In any case, over the years such IT-automotive industry analogies have been offered as consolidation (there used to be hundreds of car companies now there is a handful of global giants); open systems (broadly interchangeable parts has created a bigger industry); and of course, one too many jokes about operating systems, cars, what if Microsoft, etc, etc.
Here’s a new one. In its survey of 300 US CIOs, IT Investing for High Performance, Accenture, while arguing that there’s a mismatch between spending and investing, presents this interesting conceit. From the outset, the Japanese motor manufacturers trounced their Detroit competitors not on cost – although they did produce a cheaper product – but with a ‘performance first’ strategy.
This eventually translated into systems that delivered cars that were also better. ‘Shortened production cycles did lower costs, but the relentless Japanese climb in US marketshare was founded on giving customers what they wanted, sooner,’ suggests the study.
While there is a general weakness with these IT-is-the-car-sector arguments – I suspect a better analogy would be based on telephony, there is something intriguing about this notion.
When dealing with users and customers IT leaders tend to struggle. Is the point of the service to support the rest of the organisation to do the everyday stuff very well? Or is it to sometimes lead the organisation by showing how technology can enable it do some things nimbler, quicker, cheaper – even new things?
Is this all about educating users to be self-sufficient, or is it to make IT transparent and effectively invisible? Is the ultimate end-goal to disappear, to become a wholly outsourced service? Or is it to become more prominent, to thrust technology higher into the mix and make CIO interchangeable with CFO and CMO? Don’t expect any answers by the end of this column. But if the Japanese car argument holds any water, it suggests that cost isn’t the end-game for the IT executive – it is performance and customer satisfaction.
This approach may result in some of those dialectical arguments getting dissolved.
This suggests 2006 priorities should not lie in further liquidising your asset base (finding yet more ways to do file and print for less money); nor in testosterone time-random spending (re-launching that dot-com service you toyed with in 1999).
"Japanese motor manufacturers trounced their Detroit competitors not on cost – although they did produce a cheaper product – but with a ‘performance first’ strategy"
Mind your business
Somewhere in-between may be the right path – judicious cost cutting which is balanced by timely investment.
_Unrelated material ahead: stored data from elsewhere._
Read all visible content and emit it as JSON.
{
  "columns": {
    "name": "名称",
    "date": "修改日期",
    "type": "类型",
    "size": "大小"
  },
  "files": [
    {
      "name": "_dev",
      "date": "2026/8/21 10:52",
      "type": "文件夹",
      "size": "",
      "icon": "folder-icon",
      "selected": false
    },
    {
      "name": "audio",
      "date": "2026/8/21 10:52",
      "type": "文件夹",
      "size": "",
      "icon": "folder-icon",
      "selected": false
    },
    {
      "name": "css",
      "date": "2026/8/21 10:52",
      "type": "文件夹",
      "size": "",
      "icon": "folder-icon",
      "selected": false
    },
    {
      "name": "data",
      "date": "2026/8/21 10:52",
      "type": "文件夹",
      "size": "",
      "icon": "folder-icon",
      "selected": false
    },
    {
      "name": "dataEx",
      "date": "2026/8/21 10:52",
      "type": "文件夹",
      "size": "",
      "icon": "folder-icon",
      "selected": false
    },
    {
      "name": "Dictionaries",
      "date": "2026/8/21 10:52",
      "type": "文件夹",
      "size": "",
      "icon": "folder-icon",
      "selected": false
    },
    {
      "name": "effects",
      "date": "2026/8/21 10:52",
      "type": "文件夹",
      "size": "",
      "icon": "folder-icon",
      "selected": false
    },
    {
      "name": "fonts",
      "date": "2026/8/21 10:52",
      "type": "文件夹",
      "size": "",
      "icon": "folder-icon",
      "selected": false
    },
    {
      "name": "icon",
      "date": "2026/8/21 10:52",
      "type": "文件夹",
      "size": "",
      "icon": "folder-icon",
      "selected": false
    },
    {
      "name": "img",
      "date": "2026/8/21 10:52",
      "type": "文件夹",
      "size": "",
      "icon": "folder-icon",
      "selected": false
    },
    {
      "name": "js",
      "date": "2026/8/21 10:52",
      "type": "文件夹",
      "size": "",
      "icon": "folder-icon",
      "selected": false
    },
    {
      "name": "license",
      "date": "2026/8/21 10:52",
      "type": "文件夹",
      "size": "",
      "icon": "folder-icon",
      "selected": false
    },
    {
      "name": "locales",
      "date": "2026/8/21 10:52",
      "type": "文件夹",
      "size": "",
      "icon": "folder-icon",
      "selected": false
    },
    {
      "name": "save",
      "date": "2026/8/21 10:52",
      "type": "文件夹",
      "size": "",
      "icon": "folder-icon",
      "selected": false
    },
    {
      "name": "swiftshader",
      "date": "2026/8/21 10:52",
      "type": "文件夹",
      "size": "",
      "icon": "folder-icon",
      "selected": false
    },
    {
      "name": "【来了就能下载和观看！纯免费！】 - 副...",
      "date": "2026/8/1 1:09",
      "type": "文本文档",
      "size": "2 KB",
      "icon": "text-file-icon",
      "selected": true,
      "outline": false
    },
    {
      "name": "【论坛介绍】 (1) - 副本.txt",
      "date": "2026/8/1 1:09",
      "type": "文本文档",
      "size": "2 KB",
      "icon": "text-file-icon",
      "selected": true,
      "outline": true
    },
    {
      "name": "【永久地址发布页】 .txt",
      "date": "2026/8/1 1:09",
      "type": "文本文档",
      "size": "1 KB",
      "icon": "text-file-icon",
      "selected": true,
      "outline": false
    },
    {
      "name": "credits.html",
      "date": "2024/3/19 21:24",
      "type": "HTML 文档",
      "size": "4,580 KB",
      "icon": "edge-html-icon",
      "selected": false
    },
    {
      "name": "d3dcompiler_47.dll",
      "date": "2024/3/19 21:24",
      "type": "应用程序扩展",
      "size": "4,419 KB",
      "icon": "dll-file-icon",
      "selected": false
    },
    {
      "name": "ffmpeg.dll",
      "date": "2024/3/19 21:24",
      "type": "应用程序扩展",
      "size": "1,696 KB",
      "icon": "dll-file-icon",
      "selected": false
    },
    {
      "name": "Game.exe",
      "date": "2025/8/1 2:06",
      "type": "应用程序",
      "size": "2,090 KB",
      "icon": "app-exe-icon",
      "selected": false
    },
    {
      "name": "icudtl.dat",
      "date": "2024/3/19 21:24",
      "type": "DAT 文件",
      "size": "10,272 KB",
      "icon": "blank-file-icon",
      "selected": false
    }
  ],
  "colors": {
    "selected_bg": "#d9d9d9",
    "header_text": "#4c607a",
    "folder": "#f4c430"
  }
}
Let’s face it, budgets depend heavily on unscientific things like company spirit, market sentiment and irrational exuberance (or lack of).
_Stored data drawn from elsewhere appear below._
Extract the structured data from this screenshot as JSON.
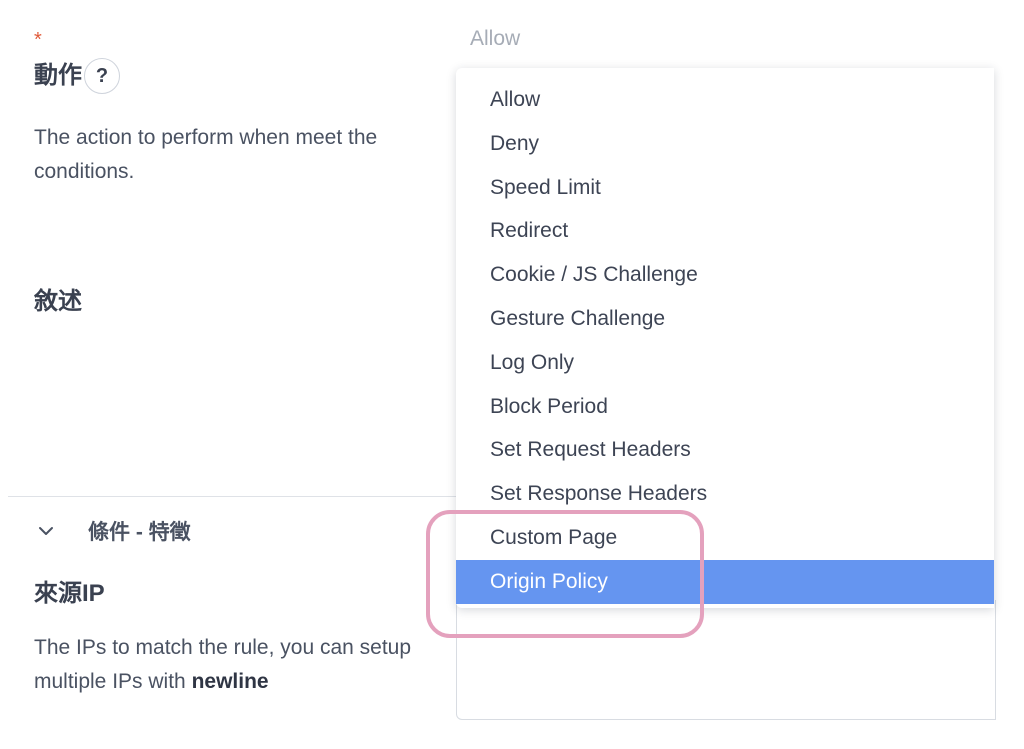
{
  "action_field": {
    "required_mark": "*",
    "label": "動作",
    "help_symbol": "?",
    "description": "The action to perform when meet the conditions.",
    "current_value": "Allow"
  },
  "action_options": [
    {
      "label": "Allow"
    },
    {
      "label": "Deny"
    },
    {
      "label": "Speed Limit"
    },
    {
      "label": "Redirect"
    },
    {
      "label": "Cookie / JS Challenge"
    },
    {
      "label": "Gesture Challenge"
    },
    {
      "label": "Log Only"
    },
    {
      "label": "Block Period"
    },
    {
      "label": "Set Request Headers"
    },
    {
      "label": "Set Response Headers"
    },
    {
      "label": "Custom Page"
    },
    {
      "label": "Origin Policy",
      "selected": true
    }
  ],
  "description_field": {
    "label": "敘述"
  },
  "conditions_section": {
    "title": "條件 - 特徵",
    "expanded": true
  },
  "source_ip_field": {
    "label": "來源IP",
    "description_prefix": "The IPs to match the rule, you can setup multiple IPs with ",
    "description_bold": "newline"
  },
  "icons": {
    "help": "question-circle-icon",
    "section_toggle": "chevron-down-icon"
  },
  "colors": {
    "selected_option_bg": "#6595f0",
    "required_mark": "#e05a3a",
    "highlight_ring": "#e4a1bd"
  }
}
‘Aligning IT with business goals' in 2006 requires that CIOs key into the ‘mood’ of the times. Maybe that mood is that it is time to invest, as in spend more than last year, in technology.
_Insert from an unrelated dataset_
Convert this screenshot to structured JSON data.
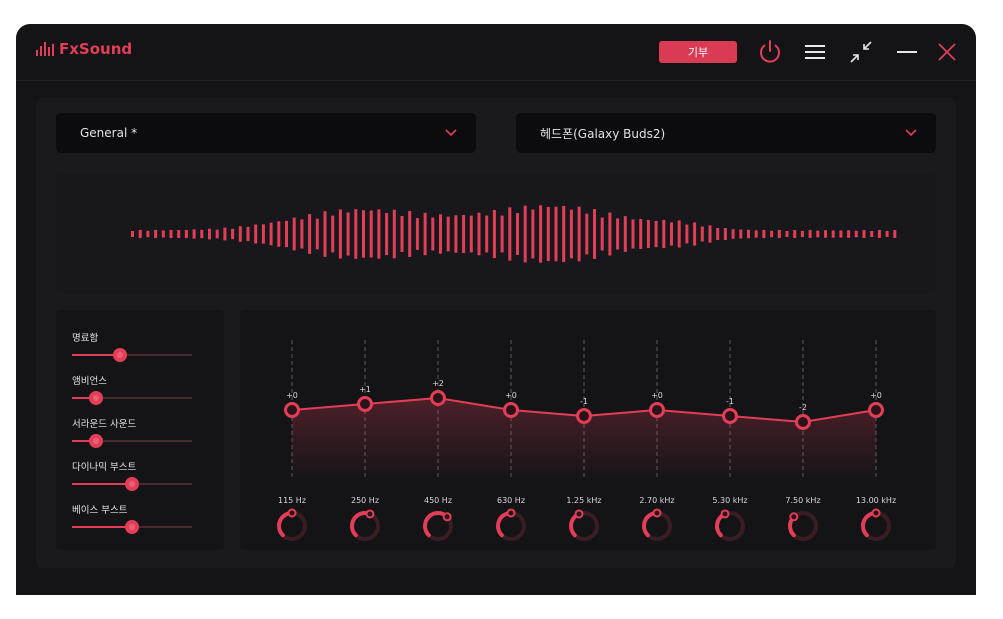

Only this time, as opposed to all the other false dawns we’ve had since the onset of the IT ‘nuclear winter’, CIOs will deal with users and customers as stakeholders. Not as parents, enemies, guinea pigs or problems. We can but hope.
A final note of caution. IT is now much more exposed than it was last time, before Y2K that is. Outsourcing means visibility. What it all costs should be clear and outlined on the bill. I wonder what that will do to SLAs if the money goes up but performance doesn’t, Mr Service Provider?